President Trump played to a base crowd when he spoke at an Alabama rally on Friday, calling protesting professional football players SOBs and demanding they be fired for refusing to honor the flag. 
In response, at every professional game played on Sunday, players, teams, coaches and, in some cases, owners answered: some took a knee like Colin Kaepernick, the San Francisco quarterback who first ignited controversy last season by refusing to stand during the national anthem in protest to what he sees as state-sanctioned violence against people of color; others kneeled with hands -- or helmets -- over their hearts; some, like Minnesota Vikings players, locked arms in solidarity; still others chose not to enter the field at all until the anthem had concluded. And in every case, what those players affirmed is the right of every citizen, not only to have an opinion, but to express it peacefully. 
And it was so fitting because the freedom of speech is as American as apple pie -- as American as “America’s game.”
What better place to take a stand -- or not -- than with millions upon millions of citizens from all walks of life, watching?
When the Kaepernick controversy first erupted last year, my initial reaction was something along the lines of, “Oh great! Another spoiled rich athlete/entertainer using his position to generate publicity for his pet cause.” As an employer, I also empathized with NFL owners who made statements indicating they’d fire any player who followed Kaepernick’s lead. It bothered me, because while I work in a business dependent on freedom of speech, it also irks me to think of having to uphold that freedom -- on my dime -- whether or not  I agree with the stand being taken.
Today, I feel differently than a few months ago. And if my feelings on this issue can evolve, I’m hopeful people, who, like me, once had no sympathy for Kaepernick’s demonstration can at least staunchly defend his right to make it. This issue ought not be about who can demonstrate they’re more offended, but about understanding the reasons for a protest like Kaepernick’s. I respect greatly the fact that a man with everything to lose by speaking out, did so, in defense of people who don’t have a platform wide enough to call attention to their plight.
Kaepernick’s actions also demonstrate the power of one person willing to stake out an unpopular position to try to affect social change. Whether you agree with Kaepernick’s protest or not, there’s nothing more patriotic than respecting his right to make it.
People weren’t kneeling last weekend because they necessarily agree with Kaepernick. They were kneeling in defense of the First Amendment.
Soldiers don’t fight to defend our flag -- they fight to defend the freedoms laid out in our Constitution -- a Constitution Trump has also sworn to defend. His call for punishment of football players protesting for a cause may have played well in front of a base crowd in Alabama, but it backfired. By trying to silence the people who play “America’s game” Trump forced players, coaches, owners -- and most importantly -- fans, to confront some of the most sacred of our American ideals -- that all men are created equal -- and that no citizen should be silenced simply because we disagree with them.

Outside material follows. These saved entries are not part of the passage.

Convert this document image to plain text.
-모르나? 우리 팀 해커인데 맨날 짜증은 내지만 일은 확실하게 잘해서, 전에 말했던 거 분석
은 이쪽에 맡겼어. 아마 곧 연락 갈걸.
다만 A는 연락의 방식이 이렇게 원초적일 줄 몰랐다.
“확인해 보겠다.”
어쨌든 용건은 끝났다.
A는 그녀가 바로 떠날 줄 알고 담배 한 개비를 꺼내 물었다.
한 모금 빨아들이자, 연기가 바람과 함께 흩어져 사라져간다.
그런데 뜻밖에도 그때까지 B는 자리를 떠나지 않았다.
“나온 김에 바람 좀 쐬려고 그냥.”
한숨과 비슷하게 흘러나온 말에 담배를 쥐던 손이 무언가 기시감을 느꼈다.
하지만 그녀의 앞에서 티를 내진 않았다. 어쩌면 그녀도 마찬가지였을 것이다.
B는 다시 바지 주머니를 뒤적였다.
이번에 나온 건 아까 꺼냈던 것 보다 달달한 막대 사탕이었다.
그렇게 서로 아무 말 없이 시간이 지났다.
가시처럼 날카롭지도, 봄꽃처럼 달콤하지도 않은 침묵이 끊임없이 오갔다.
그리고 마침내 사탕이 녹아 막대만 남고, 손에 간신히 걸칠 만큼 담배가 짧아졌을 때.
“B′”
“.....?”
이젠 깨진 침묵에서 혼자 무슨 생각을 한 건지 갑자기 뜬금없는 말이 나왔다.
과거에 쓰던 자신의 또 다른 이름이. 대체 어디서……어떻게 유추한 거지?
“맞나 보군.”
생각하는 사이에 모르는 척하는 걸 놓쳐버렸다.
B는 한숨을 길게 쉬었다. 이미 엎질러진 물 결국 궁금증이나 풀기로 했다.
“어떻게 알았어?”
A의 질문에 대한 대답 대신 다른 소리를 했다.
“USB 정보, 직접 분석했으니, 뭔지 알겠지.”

In my research of this issue, I was surprised to learn that having players on the field for the National anthem at all is a relatively recent occurrence -- dating back only to 2009. Prior to that, the National anthem typically was not televised at all because it involved only fans -- not players. 
Now that literally everyone on Facebook has expressed their own opinion on this issue, I wonder where do we go from here?
Are we going to keep on letting ourselves be divided by issues like this? Are we going to demand people stop wearing flag apparel? Or that they stop talking at local sporting events while the anthem is played?
Meanwhile, on football fields all across North Dakota in the coming weeks, young players will be taking to the field. 
Thankfully, few in our area have experienced racism or discrimination of any kind. But I hope they are learning some valuable lessons from their professional football heroes -- that some ideals are worth taking a stand on, even if that means not standing up during the National anthem.